In previous studies, we have observed reluctance from patients and their carers to engage with a system which continuously monitors all sounds within the home environment [12]. There are a number of ethical and data protection issues around this method of observation. Early concerns about the acceptability of having audio recording equipment within the home appear to have been adequately addressed by limiting recorded sound to 1 s excerpts; ensuring no possibility of conversational speech being recorded.

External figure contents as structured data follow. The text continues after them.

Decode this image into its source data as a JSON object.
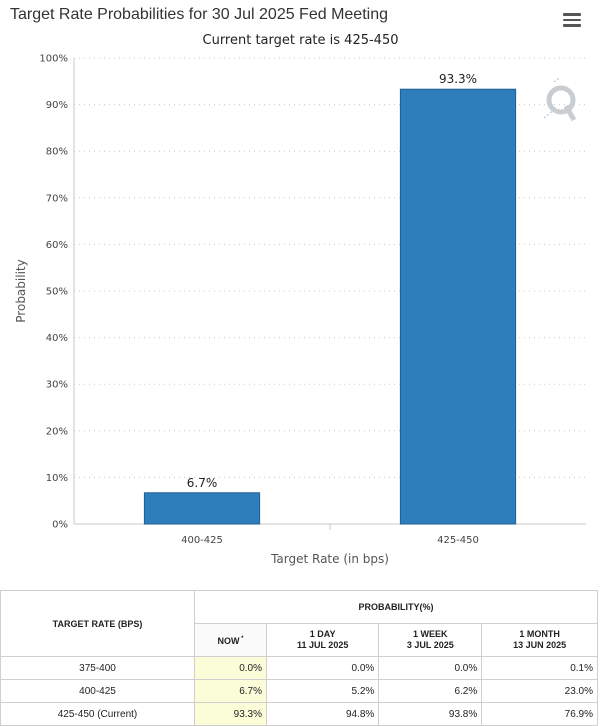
{
  "header": {
    "title": "Target Rate Probabilities for 30 Jul 2025 Fed Meeting",
    "subtitle": "Current target rate is 425-450",
    "menu_icon": "hamburger-menu-icon"
  },
  "chart_data": {
    "type": "bar",
    "title": "Target Rate Probabilities for 30 Jul 2025 Fed Meeting",
    "subtitle": "Current target rate is 425-450",
    "categories": [
      "400-425",
      "425-450"
    ],
    "values": [
      6.7,
      93.3
    ],
    "data_labels": [
      "6.7%",
      "93.3%"
    ],
    "xlabel": "Target Rate (in bps)",
    "ylabel": "Probability",
    "ylim": [
      0,
      100
    ],
    "yticks": [
      0,
      10,
      20,
      30,
      40,
      50,
      60,
      70,
      80,
      90,
      100
    ],
    "ytick_labels": [
      "0%",
      "10%",
      "20%",
      "30%",
      "40%",
      "50%",
      "60%",
      "70%",
      "80%",
      "90%",
      "100%"
    ],
    "grid": true,
    "bar_color": "#2f7ebc",
    "bar_border": "#1f5e94",
    "grid_color": "#c8c8c8"
  },
  "table": {
    "col_rate": "TARGET RATE (BPS)",
    "col_prob": "PROBABILITY(%)",
    "sub_headers": [
      {
        "line1": "NOW",
        "line2": "",
        "sup": "*"
      },
      {
        "line1": "1 DAY",
        "line2": "11 JUL 2025",
        "sup": ""
      },
      {
        "line1": "1 WEEK",
        "line2": "3 JUL 2025",
        "sup": ""
      },
      {
        "line1": "1 MONTH",
        "line2": "13 JUN 2025",
        "sup": ""
      }
    ],
    "rows": [
      {
        "rate": "375-400",
        "values": [
          "0.0%",
          "0.0%",
          "0.0%",
          "0.1%"
        ]
      },
      {
        "rate": "400-425",
        "values": [
          "6.7%",
          "5.2%",
          "6.2%",
          "23.0%"
        ]
      },
      {
        "rate": "425-450 (Current)",
        "values": [
          "93.3%",
          "94.8%",
          "93.8%",
          "76.9%"
        ]
      }
    ],
    "now_highlight_color": "#fbfdd9"
  }
}
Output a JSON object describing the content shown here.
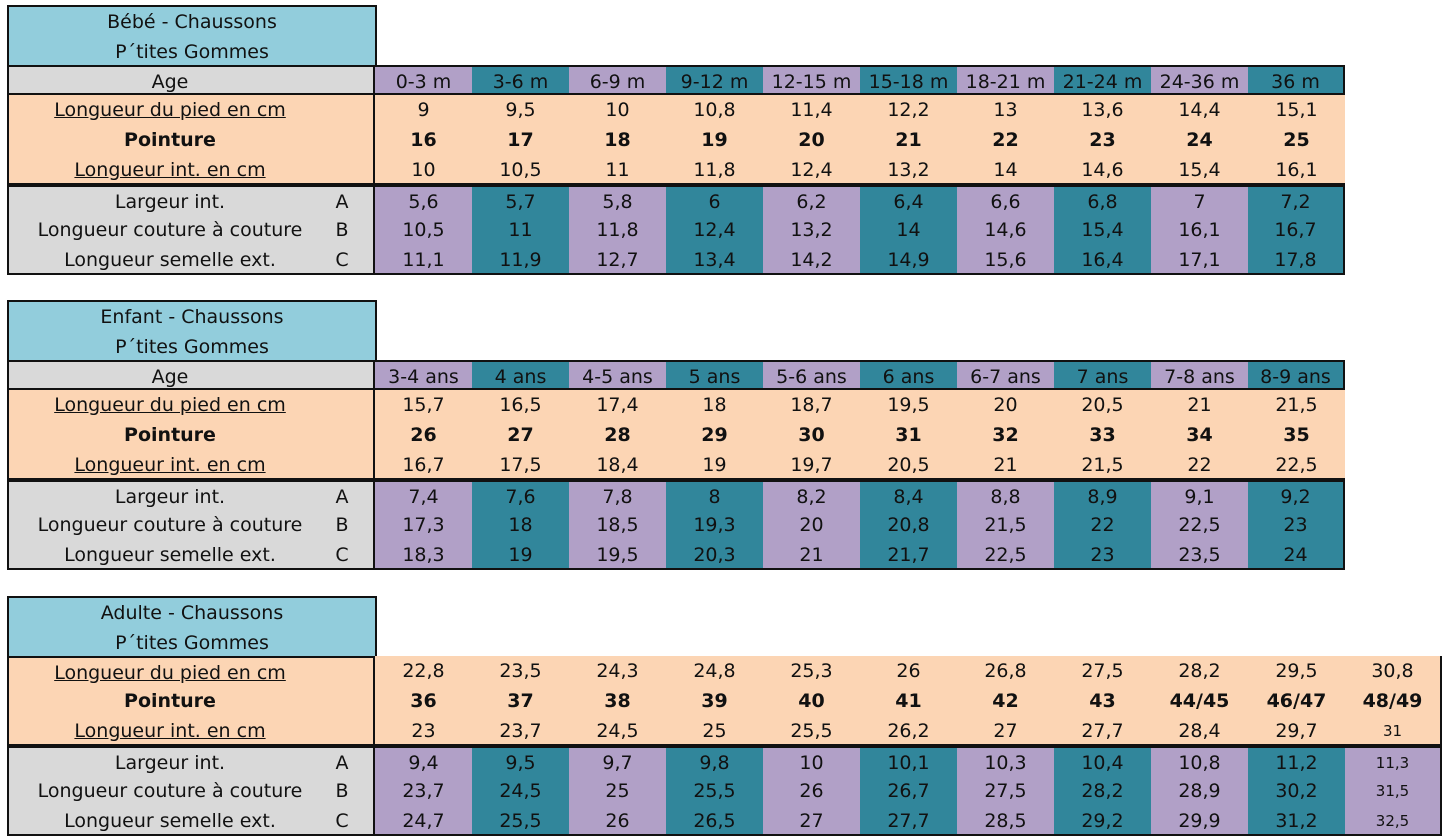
{
  "sections": [
    {
      "title_line1": "Bébé - Chaussons",
      "title_line2": "P´tites Gommes",
      "age_label": "Age",
      "ages": [
        "0-3 m",
        "3-6 m",
        "6-9 m",
        "9-12 m",
        "12-15 m",
        "15-18 m",
        "18-21 m",
        "21-24 m",
        "24-36 m",
        "36 m"
      ],
      "foot_label": "Longueur du pied en cm",
      "foot": [
        "9",
        "9,5",
        "10",
        "10,8",
        "11,4",
        "12,2",
        "13",
        "13,6",
        "14,4",
        "15,1"
      ],
      "size_label": "Pointure",
      "size": [
        "16",
        "17",
        "18",
        "19",
        "20",
        "21",
        "22",
        "23",
        "24",
        "25"
      ],
      "inner_label": "Longueur int. en cm",
      "inner": [
        "10",
        "10,5",
        "11",
        "11,8",
        "12,4",
        "13,2",
        "14",
        "14,6",
        "15,4",
        "16,1"
      ],
      "width_label": "Largeur int.",
      "width_code": "A",
      "width": [
        "5,6",
        "5,7",
        "5,8",
        "6",
        "6,2",
        "6,4",
        "6,6",
        "6,8",
        "7",
        "7,2"
      ],
      "seam_label": "Longueur couture à couture",
      "seam_code": "B",
      "seam": [
        "10,5",
        "11",
        "11,8",
        "12,4",
        "13,2",
        "14",
        "14,6",
        "15,4",
        "16,1",
        "16,7"
      ],
      "sole_label": "Longueur semelle ext.",
      "sole_code": "C",
      "sole": [
        "11,1",
        "11,9",
        "12,7",
        "13,4",
        "14,2",
        "14,9",
        "15,6",
        "16,4",
        "17,1",
        "17,8"
      ]
    },
    {
      "title_line1": "Enfant - Chaussons",
      "title_line2": "P´tites Gommes",
      "age_label": "Age",
      "ages": [
        "3-4 ans",
        "4 ans",
        "4-5 ans",
        "5 ans",
        "5-6 ans",
        "6 ans",
        "6-7 ans",
        "7 ans",
        "7-8 ans",
        "8-9 ans"
      ],
      "foot_label": "Longueur du pied en cm",
      "foot": [
        "15,7",
        "16,5",
        "17,4",
        "18",
        "18,7",
        "19,5",
        "20",
        "20,5",
        "21",
        "21,5"
      ],
      "size_label": "Pointure",
      "size": [
        "26",
        "27",
        "28",
        "29",
        "30",
        "31",
        "32",
        "33",
        "34",
        "35"
      ],
      "inner_label": "Longueur int. en cm",
      "inner": [
        "16,7",
        "17,5",
        "18,4",
        "19",
        "19,7",
        "20,5",
        "21",
        "21,5",
        "22",
        "22,5"
      ],
      "width_label": "Largeur int.",
      "width_code": "A",
      "width": [
        "7,4",
        "7,6",
        "7,8",
        "8",
        "8,2",
        "8,4",
        "8,8",
        "8,9",
        "9,1",
        "9,2"
      ],
      "seam_label": "Longueur couture à couture",
      "seam_code": "B",
      "seam": [
        "17,3",
        "18",
        "18,5",
        "19,3",
        "20",
        "20,8",
        "21,5",
        "22",
        "22,5",
        "23"
      ],
      "sole_label": "Longueur semelle ext.",
      "sole_code": "C",
      "sole": [
        "18,3",
        "19",
        "19,5",
        "20,3",
        "21",
        "21,7",
        "22,5",
        "23",
        "23,5",
        "24"
      ]
    },
    {
      "title_line1": "Adulte - Chaussons",
      "title_line2": "P´tites Gommes",
      "foot_label": "Longueur du pied en cm",
      "foot": [
        "22,8",
        "23,5",
        "24,3",
        "24,8",
        "25,3",
        "26",
        "26,8",
        "27,5",
        "28,2",
        "29,5",
        "30,8"
      ],
      "size_label": "Pointure",
      "size": [
        "36",
        "37",
        "38",
        "39",
        "40",
        "41",
        "42",
        "43",
        "44/45",
        "46/47",
        "48/49"
      ],
      "inner_label": "Longueur int. en cm",
      "inner": [
        "23",
        "23,7",
        "24,5",
        "25",
        "25,5",
        "26,2",
        "27",
        "27,7",
        "28,4",
        "29,7",
        "31"
      ],
      "width_label": "Largeur int.",
      "width_code": "A",
      "width": [
        "9,4",
        "9,5",
        "9,7",
        "9,8",
        "10",
        "10,1",
        "10,3",
        "10,4",
        "10,8",
        "11,2",
        "11,3"
      ],
      "seam_label": "Longueur couture à couture",
      "seam_code": "B",
      "seam": [
        "23,7",
        "24,5",
        "25",
        "25,5",
        "26",
        "26,7",
        "27,5",
        "28,2",
        "28,9",
        "30,2",
        "31,5"
      ],
      "sole_label": "Longueur semelle ext.",
      "sole_code": "C",
      "sole": [
        "24,7",
        "25,5",
        "26",
        "26,5",
        "27",
        "27,7",
        "28,5",
        "29,2",
        "29,9",
        "31,2",
        "32,5"
      ]
    }
  ],
  "colors": {
    "title": "#92cddc",
    "peach": "#fcd5b4",
    "grey": "#d9d9d9",
    "purple": "#b1a0c7",
    "teal": "#31869b"
  }
}
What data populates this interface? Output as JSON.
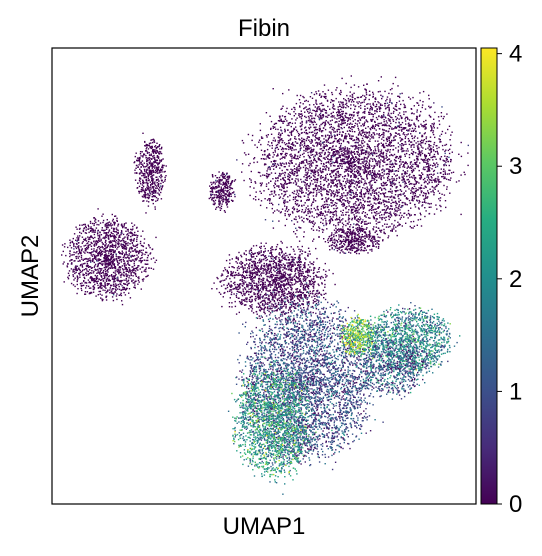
{
  "chart_data": {
    "type": "scatter",
    "title": "Fibin",
    "xlabel": "UMAP1",
    "ylabel": "UMAP2",
    "xticks": [],
    "yticks": [],
    "grid": false,
    "legend": "none",
    "colorbar": {
      "colormap": "viridis",
      "range": [
        0,
        4.05
      ],
      "ticks": [
        0,
        1,
        2,
        3,
        4
      ],
      "tick_labels": [
        "0",
        "1",
        "2",
        "3",
        "4"
      ],
      "stops": [
        "#440154",
        "#472c7a",
        "#3b518b",
        "#2c718e",
        "#21908d",
        "#27ad81",
        "#5cc863",
        "#aadc32",
        "#fde725"
      ]
    },
    "clusters": [
      {
        "name": "",
        "cx": 0.13,
        "cy": 0.54,
        "rx": 0.1,
        "ry": 0.085,
        "n": 1400,
        "expr": 0.05
      },
      {
        "name": "",
        "cx": 0.23,
        "cy": 0.73,
        "rx": 0.035,
        "ry": 0.07,
        "n": 500,
        "expr": 0.05
      },
      {
        "name": "",
        "cx": 0.4,
        "cy": 0.69,
        "rx": 0.03,
        "ry": 0.04,
        "n": 280,
        "expr": 0.05
      },
      {
        "name": "",
        "cx": 0.52,
        "cy": 0.49,
        "rx": 0.12,
        "ry": 0.075,
        "n": 1500,
        "expr": 0.05
      },
      {
        "name": "",
        "cx": 0.71,
        "cy": 0.75,
        "rx": 0.23,
        "ry": 0.16,
        "n": 4200,
        "expr": 0.05
      },
      {
        "name": "",
        "cx": 0.71,
        "cy": 0.58,
        "rx": 0.06,
        "ry": 0.03,
        "n": 350,
        "expr": 0.05
      },
      {
        "name": "",
        "cx": 0.6,
        "cy": 0.27,
        "rx": 0.15,
        "ry": 0.17,
        "n": 3600,
        "expr": 0.9
      },
      {
        "name": "",
        "cx": 0.52,
        "cy": 0.18,
        "rx": 0.09,
        "ry": 0.12,
        "n": 1700,
        "expr": 2.2
      },
      {
        "name": "",
        "cx": 0.72,
        "cy": 0.37,
        "rx": 0.04,
        "ry": 0.04,
        "n": 450,
        "expr": 3.1
      },
      {
        "name": "",
        "cx": 0.84,
        "cy": 0.36,
        "rx": 0.1,
        "ry": 0.07,
        "n": 1300,
        "expr": 1.8
      },
      {
        "name": "",
        "cx": 0.8,
        "cy": 0.3,
        "rx": 0.08,
        "ry": 0.06,
        "n": 600,
        "expr": 1.1
      }
    ]
  }
}
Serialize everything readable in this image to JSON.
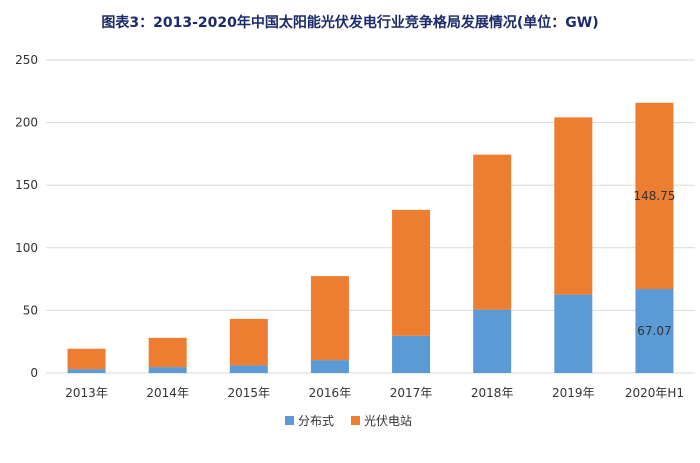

This study has a number of limitations. Firstly, it was a derivation cohort used to develop the alert system based on the results of objective cough monitoring. System performance will need validation in a different cohort of patients; ideally, a heterogeneous group of COPD patients to determine the generalisability of the method. The static domiciliary system used may well be applicable to a group of severe, mainly house-bound individuals and further work will be required to determine whether performance is maintained in less sedentary patients. The impact of cough among other family members may be a greater factor when a less severe cohort of patients is studied. Although we very successfully reduced the number of false alerts (increasing specificity), the sensitivity of the system may be less than optimal. Finally, the hardware used in this study was ‘off-the-shelf’ and as such was prone to remedial technical failure in two out of the 30 systems deployed. Reliability may be improved by bespoke technology.

Conclusion

An increased cough count can be detected in the prodrome of around half AE-COPD using a cough monitoring system that analyses ambient sound in patients’ sleeping quarters. This can be achieved with a low false alert rate, meaning that each alert can be considered meaningful by clinicians. This contrasts with questionnaire-based alerts, which are difficult to interpret due to the high false positive rate.

The cough monitoring-based alert system described in this study warrants further assessment in a validation cohort. If alert performance is confirmed, cough monitoring will offer the first objective, passive monitoring strategy for COPD patients that is capable of generating meaningful clinical alerts of impending AE-COPD.